Josué desenha desde os cinco anos. Cursou escolas de artes e estudou as obras dos célebres mestres da pintura; com mais dedicação, as de Michelângelo, Leonardo da Vinci, Goya e Caravaggio, os gênios que ele mais admirava. Idolatrava-os. Reverenciava-os.
Gosta de desenhar corpos humanos. Não se interessa pela pintura moderna, concentrada, segundo Josué, em figuras geométricas, cenários esvaecidos, e obcecada por manchas e borrões. Reproduziu, a partir de fotos publicadas em revistas de arte, as pinturas: de Botticelli, A Primavera e O Nascimento de Vênus; de da Vinci, a Dama do Arminho; de Tiziano, Vênus de Urbino; de Rubens, O Rapto das Filhas de Leucipo, As Três Graças, Diana e Suas Ninfas Surpreendidas pelos Sátiros; de Rembrandt, A Lição de Anatomia do Doutor Tulp; de Boucher, Diana Saindo do Banho; de Murillo, Menino Despiolhando-se; de Goya, Maja Desnuda; de Ingres, O Banho Turco; e dezenas de outras pinturas.
A partir de fotos, reproduziu, em desenhos, de vários ângulos, as esculturas que mais o encantam: Poseidon do Cabo Artemision; Discóbolo; Apolo Sauróctono; Suicídio de Gálata; As três Graças; O Bom Pastor; Davi (o de Michelângelo e o de Bernini); Pietá; Moisés; O Gênio da Vitória; O Rapto das Sabinas; O Gigante dos Apeninos; Persepo; Êxtase de Santa Teresa; Apolo e Dafne; O Rapto de Perséfone; Cupido e Psiquis.

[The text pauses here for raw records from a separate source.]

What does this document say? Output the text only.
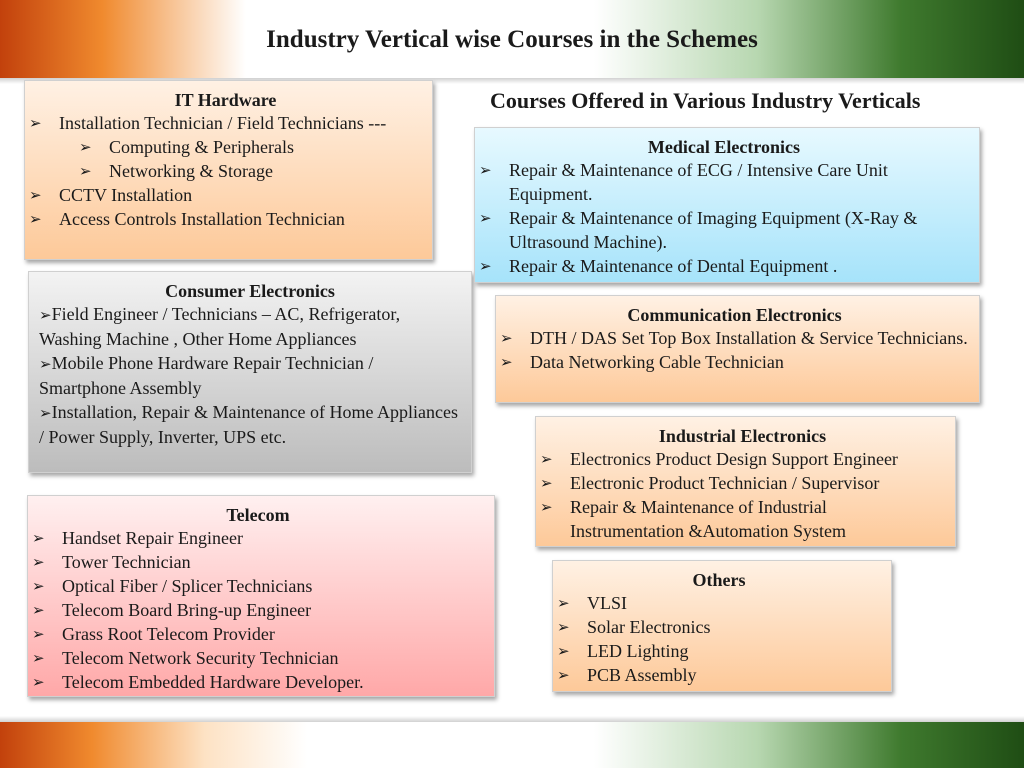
Industry Vertical wise Courses in the Schemes
Courses Offered in Various Industry Verticals
IT Hardware
➢ Installation Technician / Field Technicians ---
➢ Computing & Peripherals
➢ Networking & Storage
➢ CCTV Installation
➢ Access Controls Installation Technician
Consumer Electronics

➢Field Engineer / Technicians – AC, Refrigerator, Washing Machine , Other Home Appliances

➢Mobile Phone Hardware Repair Technician / Smartphone Assembly

➢Installation, Repair & Maintenance of Home Appliances / Power Supply, Inverter, UPS etc.

Telecom
➢ Handset Repair Engineer
➢ Tower Technician
➢ Optical Fiber / Splicer Technicians
➢ Telecom Board Bring-up Engineer
➢ Grass Root Telecom Provider
➢ Telecom Network Security Technician
➢ Telecom Embedded Hardware Developer.
Medical Electronics
➢ Repair & Maintenance of ECG / Intensive Care Unit Equipment.
➢ Repair & Maintenance of Imaging Equipment (X-Ray & Ultrasound Machine).
➢ Repair & Maintenance of Dental Equipment .
Communication Electronics
➢ DTH / DAS Set Top Box Installation & Service Technicians.
➢ Data Networking Cable Technician
Industrial Electronics
➢ Electronics Product Design Support Engineer
➢ Electronic Product Technician / Supervisor
➢ Repair & Maintenance of Industrial Instrumentation &Automation System
Others
➢ VLSI
➢ Solar Electronics
➢ LED Lighting
➢ PCB Assembly
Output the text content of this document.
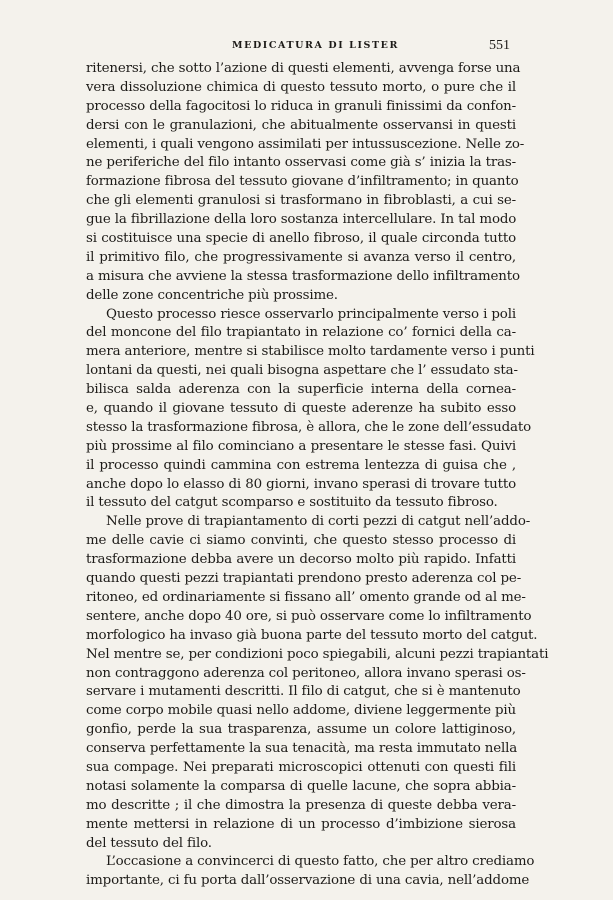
MEDICATURA DI LISTER	551
ritenersi, che sotto l’azione di questi elementi, avvenga forse una
vera dissoluzione chimica di questo tessuto morto, o pure che il
processo della fagocitosi lo riduca in granuli finissimi da confon-
dersi con le granulazioni, che abitualmente osservansi in questi
elementi, i quali vengono assimilati per intussuscezione. Nelle zo-
ne periferiche del filo intanto osservasi come già s’ inizia la tras-
formazione fibrosa del tessuto giovane d’infiltramento; in quanto
che gli elementi granulosi si trasformano in fibroblasti, a cui se-
gue la fibrillazione della loro sostanza intercellulare. In tal modo
si costituisce una specie di anello fibroso, il quale circonda tutto
il primitivo filo, che progressivamente si avanza verso il centro,
a misura che avviene la stessa trasformazione dello infiltramento
delle zone concentriche più prossime.
Questo processo riesce osservarlo principalmente verso i poli
del moncone del filo trapiantato in relazione co’ fornici della ca-
mera anteriore, mentre si stabilisce molto tardamente verso i punti
lontani da questi, nei quali bisogna aspettare che l’ essudato sta-
bilisca salda aderenza con la superficie interna della cornea-
e, quando il giovane tessuto di queste aderenze ha subito esso
stesso la trasformazione fibrosa, è allora, che le zone dell’essudato
più prossime al filo cominciano a presentare le stesse fasi. Quivi
il processo quindi cammina con estrema lentezza di guisa che ,
anche dopo lo elasso di 80 giorni, invano sperasi di trovare tutto
il tessuto del catgut scomparso e sostituito da tessuto fibroso.
Nelle prove di trapiantamento di corti pezzi di catgut nell’addo-
me delle cavie ci siamo convinti, che questo stesso processo di
trasformazione debba avere un decorso molto più rapido. Infatti
quando questi pezzi trapiantati prendono presto aderenza col pe-
ritoneo, ed ordinariamente si fissano all’ omento grande od al me-
sentere, anche dopo 40 ore, si può osservare come lo infiltramento
morfologico ha invaso già buona parte del tessuto morto del catgut.
Nel mentre se, per condizioni poco spiegabili, alcuni pezzi trapiantati
non contraggono aderenza col peritoneo, allora invano sperasi os-
servare i mutamenti descritti. Il filo di catgut, che si è mantenuto
come corpo mobile quasi nello addome, diviene leggermente più
gonfio, perde la sua trasparenza, assume un colore lattiginoso,
conserva perfettamente la sua tenacità, ma resta immutato nella
sua compage. Nei preparati microscopici ottenuti con questi fili
notasi solamente la comparsa di quelle lacune, che sopra abbia-
mo descritte ; il che dimostra la presenza di queste debba vera-
mente mettersi in relazione di un processo d’imbizione sierosa
del tessuto del filo.
L’occasione a convincerci di questo fatto, che per altro crediamo
importante, ci fu porta dall’osservazione di una cavia, nell’addome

As mulheres representadas por alguns dos gênios da pintura não desagradam Josué; embora não correspondam ao seu ideal de beleza feminina, servem de contrapeso ao ideal de beleza feminina difundido pelos estilistas e pela mídia. O rosto da Dama do Arminho encanta-o sobremaneira. Deslumbra-o. Fascinam-no o seu sorriso cativante e o seu olhar celestial, mais, até, do que o sorriso enigmático de Gioconda. Transportaram-no para além da matéria a moça sorridente de Os Felizes Azares do Balouço e as duas meninas angelicais de As Filhas do Pintor Caçando Uma Borboleta. O rosto da Conceição do Escorial, o mais encantador, mais belo de quantos Josué jamais presenciou, fá-lo transcender aos céus, a crer nos poderes celestiais, e confere-lhe paz de espírito. Josué recortou uma reprodução desse belíssimo quadro de Murillo, emoldurou-o, e conserva-o, à parede, no seu estúdio, diante de seus olhos, e admira-o, todos os dias. Tal quadro tem o poder de inspirar-lhe belas personagens e histórias fascinantes.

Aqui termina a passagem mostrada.